First Quorum of the Seventy
- October 1, 1976 – September 30, 1989
- End reason: Granted general authority emeritus status

Presidency of the First Quorum of the Seventy
- February 22, 1980 – October 6, 1984
- End reason: Honorably released

Emeritus General Authority
- September 30, 1989 – December 7, 2009

Personal details
- Born: Royden Glade Derrick September 7, 1915 Salt Lake City, Utah, United States
- Died: December 7, 2009 (aged 94) Salt Lake City, Utah, United States

= Royden G. Derrick =

American Mormon leader (1915–2009)

Royden Glade Derrick (September 7, 1915 – December 7, 2009) was an American industrialist and general authority of the Church of Jesus Christ of Latter-day Saints (LDS Church) from 1976 until his death.

Derrick was born in Salt Lake City, Utah. He attended LDS Business College for a time and later registered at the University of Utah (U of U) in 1934. However, with his desire to serve as a missionary for the LDS Church, he quit school in the spring of 1936 to work full time in order to prepare for that opportunity. In 1945, he established the Western Steel Company, a steel manufacturing company in Utah that grew to be the largest steel fabricator between the Mississippi River and the west coast, and was later acquired by Joy Manufacturing in 1974. He later served on the U of U's board of trustees and was also awarded an honorary doctorate by the school in 1965. In 1973, he was awarded the Jesse Knight Industrial Citizenship Award from Brigham Young University (BYU).
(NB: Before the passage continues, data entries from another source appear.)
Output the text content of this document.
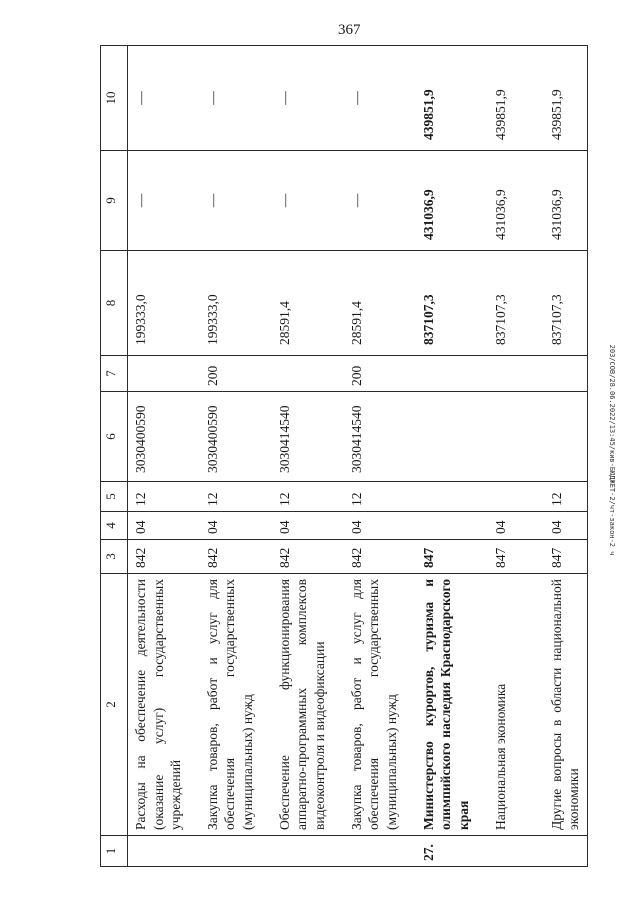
367
203/СОВ/28.06.2022/13:45/кив-БЮДЖЕТ-2/чт-закон-2 ч
1	2	3	4	5	6	7	8	9	10
	Расходы на обеспечение деятельности (оказание услуг) государственных учреждений	842	04	12	3030400590		199333,0	—	—
	Закупка товаров, работ и услуг для обеспечения государственных (муниципальных) нужд	842	04	12	3030400590	200	199333,0	—	—
	Обеспечение функционирования аппаратно-программных комплексов видеоконтроля и видеофиксации	842	04	12	3030414540		28591,4	—	—
	Закупка товаров, работ и услуг для обеспечения государственных (муниципальных) нужд	842	04	12	3030414540	200	28591,4	—	—
27.	Министерство курортов, туризма и олимпийского наследия Краснодарского края	847					837107,3	431036,9	439851,9
	Национальная экономика	847	04				837107,3	431036,9	439851,9
	Другие вопросы в области национальной экономики	847	04	12			837107,3	431036,9	439851,9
From 1966 to 1971, Derrick was the second assistant to David Lawrence McKay in the general superintendency of the LDS Church's Sunday School organization. From 1973 to 1976, Derrick was president of the church's England Leeds Mission, and from 1976 to 1977 he was president of the Ireland Dublin Mission.

In 1976, when the church's First Quorum of Seventy was reconstituted, Derrick became one of the original members. From 1980 to 1984, he was one of the seven presidents of the seventy. Derrick served as a general authority until 1989, when he was designated as an emeritus general authority. From 1984 to 1987, while serving as a general authority, Derrick was president of the Seattle Temple.

The planetarium at BYU's College of Physical & Mathematical Sciences is named the Royden G. Derrick Planetarium.

Derrick died at his home in Salt Lake City of causes incident to age.